On April 30, 2009, the Boston Section of the Audio Engineering Society hosted a presentation by John Storyk titled Audio Recording Environments — Past, Present and Future at Devlin Hall on the Boston College Campus. The topical focus of the presentation was his perspective on audio recording environments. He opened by optimistically stating, "saying that the recording studio business is over is about as far from the truth as possible. There have been some things that have changed but there are more studios currently being built than ever before."

He referenced Boston as being "Ground Zero" for the birth of modern acoustics in 1900 with Wallace Sabine and that studios were not part of the scene until about 50 years later. Studios are the environment of the engineer and the early studios weren't designed to look pretty. Studios changed when the "artist took control" in the late 60's. Artists took control over how their music was made and then took control over the environment such as including a lounge area, which hadn't previously existed.

John reminisced about a pivotal career opportunity that came when he was only 22 yrs. old—designing Electric Lady Studios for Jimi Hendrix. With this project he was able to use ground-breaking design concepts. After 40 years in the business, John continues to work because "it's still fun" and the design tools being used keeps his interest. WSDG currently has more work than they can handle.

John stated that larger control rooms are easier to design than smaller rooms due to low frequency control. He shared examples of some of his larger projects as well as projects currently underway noting some specific challenges of each project. Currently, many studios have a large control room, small recording room, and a large lounge area. He stated that "although there is a science to all this, it's all about the music".

Computer-aided measurement systems and prediction software have leveled the playing field. The availability of Prefab materials has exploded. Prediction software can allow the designer to hear the way things sound before building it. He gave two "Auralization" demonstrations, showing how using prediction software can help with designing acoustical measurements and treatments before they are physically built.

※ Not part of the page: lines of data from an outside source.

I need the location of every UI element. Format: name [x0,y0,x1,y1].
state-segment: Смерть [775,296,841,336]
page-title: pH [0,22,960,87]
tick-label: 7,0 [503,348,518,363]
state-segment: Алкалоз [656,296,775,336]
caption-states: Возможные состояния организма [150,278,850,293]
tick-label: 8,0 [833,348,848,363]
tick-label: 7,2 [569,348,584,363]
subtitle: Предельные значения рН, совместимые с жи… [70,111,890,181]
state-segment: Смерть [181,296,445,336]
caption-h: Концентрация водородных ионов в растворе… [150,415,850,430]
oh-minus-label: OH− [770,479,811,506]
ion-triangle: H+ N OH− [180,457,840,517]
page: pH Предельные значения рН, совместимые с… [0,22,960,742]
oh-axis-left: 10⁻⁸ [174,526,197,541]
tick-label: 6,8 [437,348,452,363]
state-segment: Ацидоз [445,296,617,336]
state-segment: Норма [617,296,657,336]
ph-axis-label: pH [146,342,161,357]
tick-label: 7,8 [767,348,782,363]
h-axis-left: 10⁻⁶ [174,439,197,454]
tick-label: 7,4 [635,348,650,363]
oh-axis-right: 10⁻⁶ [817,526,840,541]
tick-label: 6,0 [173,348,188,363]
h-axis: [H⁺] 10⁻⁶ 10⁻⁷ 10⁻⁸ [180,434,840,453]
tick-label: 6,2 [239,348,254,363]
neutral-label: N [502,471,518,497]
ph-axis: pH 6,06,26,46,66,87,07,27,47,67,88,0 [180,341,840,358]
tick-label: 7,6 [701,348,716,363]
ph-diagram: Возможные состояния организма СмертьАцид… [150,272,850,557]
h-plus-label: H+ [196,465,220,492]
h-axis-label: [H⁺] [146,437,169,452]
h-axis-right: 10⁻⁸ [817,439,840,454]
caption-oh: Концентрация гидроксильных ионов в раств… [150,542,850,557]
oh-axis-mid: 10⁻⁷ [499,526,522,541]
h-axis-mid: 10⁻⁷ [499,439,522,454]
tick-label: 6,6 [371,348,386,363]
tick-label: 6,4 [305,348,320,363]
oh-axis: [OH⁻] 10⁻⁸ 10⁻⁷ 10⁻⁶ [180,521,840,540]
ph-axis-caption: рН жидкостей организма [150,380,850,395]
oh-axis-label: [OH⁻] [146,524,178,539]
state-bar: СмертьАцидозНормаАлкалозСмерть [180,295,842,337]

John concluded by giving a few industry predictions: all sizes of studios will continue to exist but other types will evolve. Better audio will continue to surface, despite a decline in listening values. Production values still remain high. It is a taste and not a quality issue. Someday, digital and analog will be the same. Room acoustics will push the limits of critical listening environments. There is not that much difference in gear, and sometimes there is no difference. The difference is Operator, Environment and the Acoustics. We will continue to have really great gear that gets smaller and better.

John Storyk, Architect and Principal, Walters-Storyk Design Group (, is celebrating his 40th year as a leading architect and acoustician of technical architecture. Dedicated to critical listening and viewing environments, WSDG is a six-time TEC Award winner for outstanding achievement in Acoustics/Facility Design. The Walters-Storyk Design Group, with offices in New York, Argentina, Brazil and Switzerland, has designed over 3000 media production facilities worldwide.

Credits range from the original Jimi Hendrix Electric Lady Studios to New York City's Jazz at Lincoln Center performance complex, broadcast facilities for The Food Network, Interlochen Public Radio, CBS and WNET, and corporate clients such as Hoffman La Roche and Sony. Recent credits include private studios for the Goo Goo Dolls, Jay-Z, Timbaland's Tim Mosley, Tracy Chapman, R. Kelly, Damian Marley, Bruce Springsteen, film composer Carter Burwell, Aerosmith, Green Day, and Alicia Keys.